Buried in the findings, however, is an interesting nugget on how Americans think senators should base their votes--namely, the public is split on whether issues like abortion or gun control should determine how senators vote.
Though partisan concerns over court picks usually focus on such issues, judges and politicians alike are typically reluctant to approach nominations from that angle. Judges commonly say they won't flatly state a preference on abortion, for instance, given that each case is unique and they don't want to state, ahead of time, how they'd rule. Hence the question, "Do you think the Roe v. Wade decision was a good one?"
Jurisprudence is supposed to be independent of politics and policy; it's a fair mind and even temperament, not particular stances, that is supposed to be sought in nominees.

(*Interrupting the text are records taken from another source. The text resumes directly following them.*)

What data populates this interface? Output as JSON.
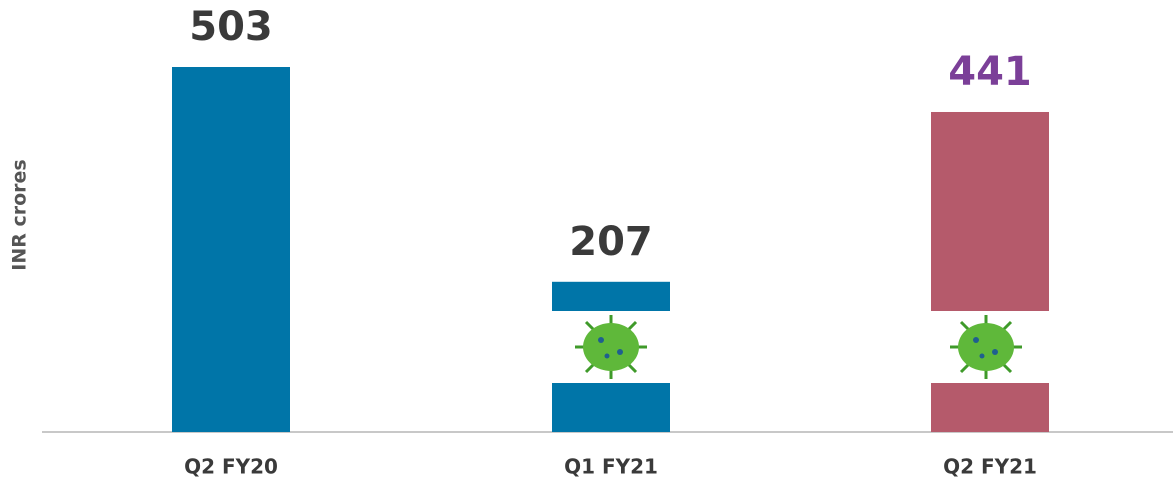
{
  "chart_data": {
    "type": "bar",
    "y_label": "INR crores",
    "categories": [
      "Q2 FY20",
      "Q1 FY21",
      "Q2 FY21"
    ],
    "values": [
      503,
      207,
      441
    ],
    "colors": [
      "#0075a8",
      "#0075a8",
      "#b55a6b"
    ],
    "value_label_colors": [
      "#3a3a3a",
      "#3a3a3a",
      "#7b3f98"
    ]
  }
}
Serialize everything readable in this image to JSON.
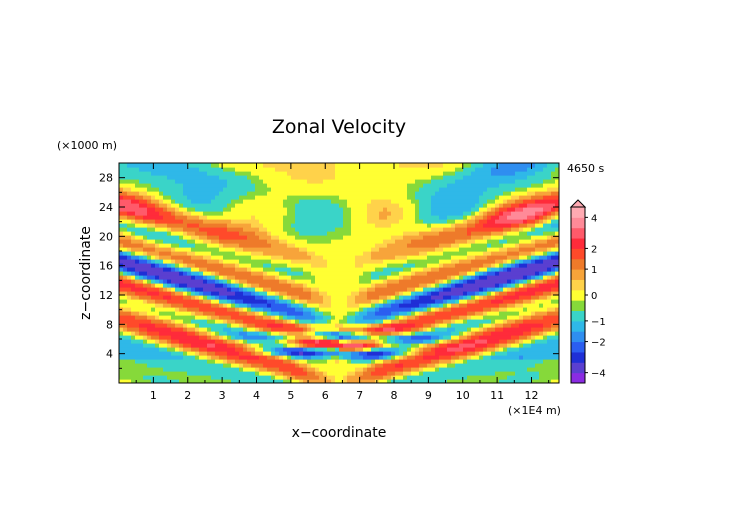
{
  "chart_data": {
    "type": "heatmap",
    "title": "Zonal Velocity",
    "xlabel": "x−coordinate",
    "ylabel": "z−coordinate",
    "x_unit": "(×1E4 m)",
    "y_unit": "(×1000 m)",
    "time_label": "4650 s",
    "xlim": [
      0,
      12.8
    ],
    "ylim": [
      0,
      30
    ],
    "x_ticks": [
      "1",
      "2",
      "3",
      "4",
      "5",
      "6",
      "7",
      "8",
      "9",
      "10",
      "11",
      "12"
    ],
    "y_ticks": [
      "4",
      "8",
      "12",
      "16",
      "20",
      "24",
      "28"
    ],
    "colorbar": {
      "range": [
        -5,
        5
      ],
      "levels": [
        -5,
        -4,
        -3,
        -2.5,
        -2,
        -1.5,
        -1,
        -0.5,
        -0.25,
        0.25,
        0.5,
        1,
        1.5,
        2,
        2.5,
        3,
        4,
        5
      ],
      "tick_labels": [
        "4",
        "2",
        "1",
        "0",
        "−1",
        "−2",
        "−4"
      ],
      "tick_values": [
        4,
        2,
        1,
        0,
        -1,
        -2,
        -4
      ],
      "colors": [
        "#8a2be2",
        "#5a3fd0",
        "#1f2fd6",
        "#2b5ef0",
        "#2f8ef0",
        "#2fb8e8",
        "#3ad4c8",
        "#86d93a",
        "#ffff33",
        "#ffd24a",
        "#f7a43a",
        "#ee7a2a",
        "#ff4a2a",
        "#ff2b3a",
        "#ff5a6a",
        "#ff8a98",
        "#ffaab2"
      ]
    },
    "field": {
      "description_values": "wave pattern centred at x=6.4, symmetric, values in m/s range about -3..3"
    }
  }
}
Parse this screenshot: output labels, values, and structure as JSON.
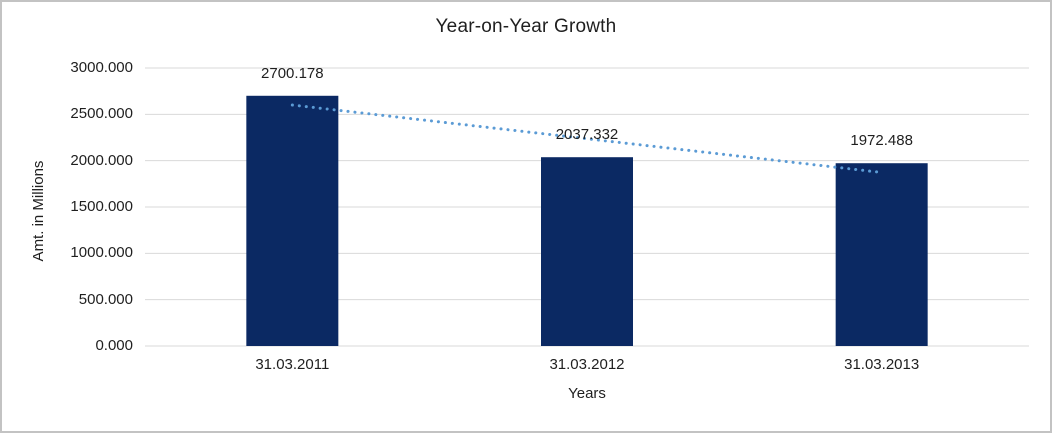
{
  "frame": {
    "background": "#ffffff",
    "border_color": "#c3c3c3"
  },
  "chart_data": {
    "type": "bar",
    "title": "Year-on-Year Growth",
    "xlabel": "Years",
    "ylabel": "Amt. in Millions",
    "categories": [
      "31.03.2011",
      "31.03.2012",
      "31.03.2013"
    ],
    "values": [
      2700.178,
      2037.332,
      1972.488
    ],
    "value_labels": [
      "2700.178",
      "2037.332",
      "1972.488"
    ],
    "ylim": [
      0,
      3000
    ],
    "ytick_step": 500,
    "ytick_labels": [
      "0.000",
      "500.000",
      "1000.000",
      "1500.000",
      "2000.000",
      "2500.000",
      "3000.000"
    ],
    "grid": true,
    "legend": "none",
    "bar_color": "#0b2963",
    "gridline_color": "#d9d9d9",
    "text_color": "#1f1f1f",
    "trendline": {
      "type": "linear",
      "style": "dotted",
      "color": "#5b9bd5"
    }
  }
}
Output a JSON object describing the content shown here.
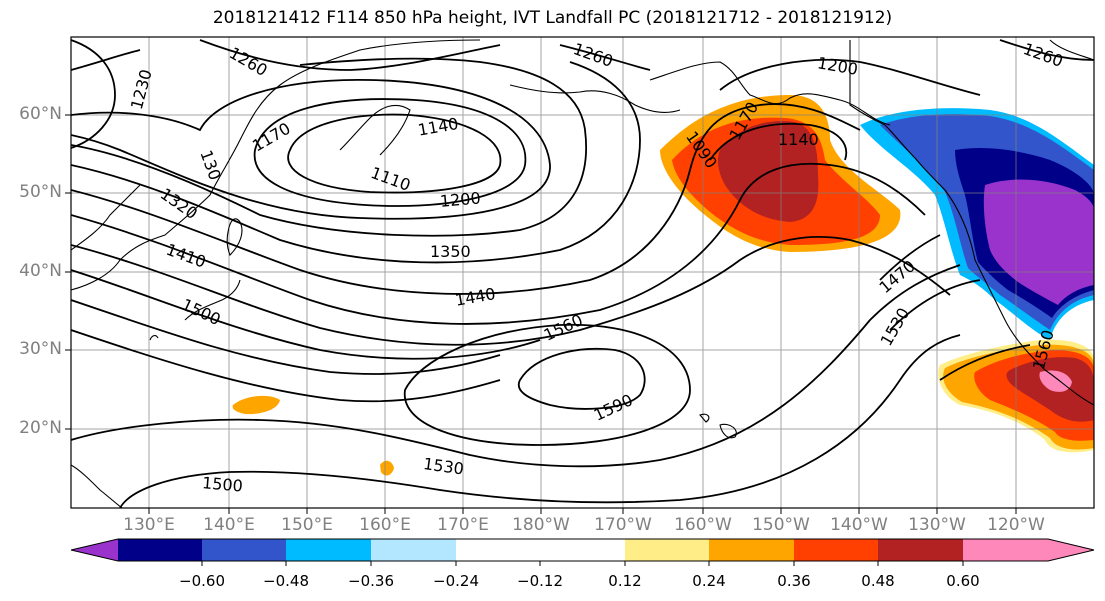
{
  "title": "2018121412 F114 850 hPa height, IVT Landfall PC (2018121712 - 2018121912)",
  "lat_labels": [
    "60°N",
    "50°N",
    "40°N",
    "30°N",
    "20°N"
  ],
  "lon_labels": [
    "130°E",
    "140°E",
    "150°E",
    "160°E",
    "170°E",
    "180°W",
    "170°W",
    "160°W",
    "150°W",
    "140°W",
    "130°W",
    "120°W"
  ],
  "contour_labels": [
    "1230",
    "1260",
    "1260",
    "1260",
    "1200",
    "1170",
    "1140",
    "1110",
    "1200",
    "1170",
    "1140",
    "1090",
    "1350",
    "1440",
    "1560",
    "1590",
    "1470",
    "1530",
    "1410",
    "1320",
    "1500",
    "1530",
    "1500",
    "1560",
    "130"
  ],
  "colorbar": {
    "tick_labels": [
      "−0.60",
      "−0.48",
      "−0.36",
      "−0.24",
      "−0.12",
      "0.12",
      "0.24",
      "0.36",
      "0.48",
      "0.60"
    ],
    "colors": [
      "#9933cc",
      "#000088",
      "#3355cc",
      "#00bbff",
      "#b3e6ff",
      "#ffffff",
      "#ffee88",
      "#ffa500",
      "#ff4000",
      "#b22222",
      "#ff88bb"
    ]
  },
  "colors": {
    "contour": "#000000",
    "grid": "#808080",
    "coast": "#000000"
  }
}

The criticism of Sonia Sotomayor has stayed away from issues, generally: Newt Gingrich and Rush Limbaugh blasted her for the "wise Latina" quote, and other critics have brought up her statement, at a Duke University panel discussion, that the appeals court is "where policy is made"--questioning her ethics and judicial philosophy and charging racism, but not her stance on constitutional interpretations.
But according to CNN, 47 percent think senators would be justified "in voting against her if they disagree with her stance on current issues such as abortion or gun control," supposing "the upcoming confirmation hearings indicate that Sonia Sotomayor is qualified and has no ethical problems." 49 percent say they wouldn't be justified in doing so, and 5 percent say they have no opinion.
That marks a shift from public sentiment in 2005, when 54 percent said senators would be unjustified in letting issues determine their votes, compared to 40 who said such voting would be justified, and 6 percent who had no opinion.
So, ironically, during a nomination process that has had relatively little to do with abortion and gun control, the public finds itself more comfortable with such issues determining Sonia Sotomayor's fate.